Article paru dans Informations Correspondance Ouvrières, n° 58, mars 1967, p. 20-25

L’évolution vers le capitalisme d’état, forme ultime de la concentration capitaliste, est le trait dominant des sociétés industrielles qui tendent à s’industrialiser.

Là où, pour diverses raisons, une société d’exploitation confrontée à sa propre évolution se trouve en crise, se développe souvent une société totalitaire. Parti unique, syndicat unique constituent l’ossature d’un appareil de domination sur les travailleurs, soit direct, soit indirect (comités ou conseils ouvriers préfabriqués). Il est bien évident, dans ce cas, que le syndicat tire tout son pouvoir de l’Etat, notamment ses subsides, même si ceux-ci ne sont qu’un impôt de plus prélevé obligatoirement sur la paie des travailleurs, à défaut de subventions diverses plus directes. Il est tout aussi évident que le syndicat est une sorte d’administration au service de la classe dominante.

Dans la branche occidentale du capitalisme, les choses ne paraissent pas si nettes, à première vue tout au moins. Les syndicats, unifiés ou multiples, tentent de garder une façade mystificatrice, tout au moins en période calme. C’est nécessaire pour qu’ils puissent assumer efficacement leur fonction de « régulateurs » dans la société d’exploitation. Mais en période de crise (guerre, crise politique ou économique), sous des vocables divers, c’est une forme « dure » de domination directe proche de celle des sociétés totalitaires qui prévaut sur la forme plus souple.

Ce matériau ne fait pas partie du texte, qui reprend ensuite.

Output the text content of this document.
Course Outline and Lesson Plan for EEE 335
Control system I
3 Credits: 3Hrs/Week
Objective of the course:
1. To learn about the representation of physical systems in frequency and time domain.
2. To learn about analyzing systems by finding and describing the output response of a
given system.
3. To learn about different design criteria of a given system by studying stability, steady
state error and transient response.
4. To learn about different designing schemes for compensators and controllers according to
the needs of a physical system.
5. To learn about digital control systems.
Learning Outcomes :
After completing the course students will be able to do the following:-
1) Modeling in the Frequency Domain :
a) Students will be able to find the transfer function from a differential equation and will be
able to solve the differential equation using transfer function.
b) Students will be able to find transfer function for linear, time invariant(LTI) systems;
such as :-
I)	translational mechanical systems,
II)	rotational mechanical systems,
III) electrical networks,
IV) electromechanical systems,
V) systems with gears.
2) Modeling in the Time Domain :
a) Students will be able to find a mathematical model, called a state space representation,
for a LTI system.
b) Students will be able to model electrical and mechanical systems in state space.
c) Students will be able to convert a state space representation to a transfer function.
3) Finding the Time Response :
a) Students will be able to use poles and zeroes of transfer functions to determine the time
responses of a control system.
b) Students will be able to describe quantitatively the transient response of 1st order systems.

Les conflits économiques entre capitalisme « libre » et capitalisme d’état qui divisent les sociétés capitalistes divisent aussi les syndicats et souvent même un syndicat (par exemple FO et la CFTC-CFDT). Ces « options » recoupent, tout comme pour les partis politiques, des liens divers avec tel ou tel secteur d’activité et se relient naturellement à des options internationales. Dès avant 1914, ces tendances se faisaient jour. Ce n’est pas la fonction du syndicat qui est en cause mais la manière de l’exercer : Après la guerre de 1914 les liens internationaux se précisent, à la mesure du développement et des rivalités économiques, chacun se tournant vers les modèles qui lui paraissent les plus propres à résoudre les problèmes qu’il affronte pratiquement : sur ce plan, syndicats « libres », chrétiens, staliniens, prochinois, etc… n’ont rien à s’envier dans la défense « idéologique » d’un capitalisme français et étranger.

Le soutien financier qu’un syndicat peut recevoir hors ses cotisations syndicales paraît tout-à-fait normal dans cette perspective. Les subventions de l’Etat, ou d’un autre Etat ou d’un groupe politique ou économique peuvent lui venir d’une manière directe ou indirecte, depuis les subventions pour Bourse du Travail ou formation syndicale… jusqu’aux fonds secrets en période de guerre. C’est de bonne guerre entre groupes rivaux de s’accuser d’être « à la solde de ». Mais cela n’a pas d’autre sens que d’illustrer la fonction syndicale dans les sociétés capitalistes.

Les « révélations » sur le financement par la C.I.A. (Agence Centrale de Renseignements – service d’espionnage américain) d’organisations syndicales – dont le syndicat ouvrier unique AFL-CIO et le syndicat d’étudiants n’ont rien d’extraordinaire : c’était évident depuis plus de 29 ans dans le monde occidental. Simplement on peut glaner quelques précisions édifiantes :

Pour les étudiants :

« La C.I.A. dispensait du service militaire les dirigeants de l’Association Nationale des étudiants… La C.I.A. avait versé des millions de dollars au Conseil de la jeunesse américaine… et surtout à l’Assemblée Mondiale de la Jeunesse… La C.I.A. les subventionnait depuis plus de 10 ans. L’argent ne leur était pas versé directement mais par l’intermédiaire d’organisations servant de façade à la C.I.A… Par an le chiffre était de 200.000 dollars (1 million de francs nouveaux) il y a quelques années, et il avait baissé progressivement jusqu’à 50.000 dollars (250.000 Fr) l’année dernière… » (Le Monde 14-15 Février 67) … quelque 3 millions de dollars depuis 1953 (15 millions de francs – 1 milliard et demie d’anciens francs).

Pour les syndicats :

« L’infiltration du C.I.A. dans la centrale syndicale AFL-CIO est une bien plus grosse affaire que la révélation des subsides fournis par la C.I.A. à des associations estudiantines » (déclaration de Victor Reuther – bonze syndical du syndicat de l’automobile – U.A.W.)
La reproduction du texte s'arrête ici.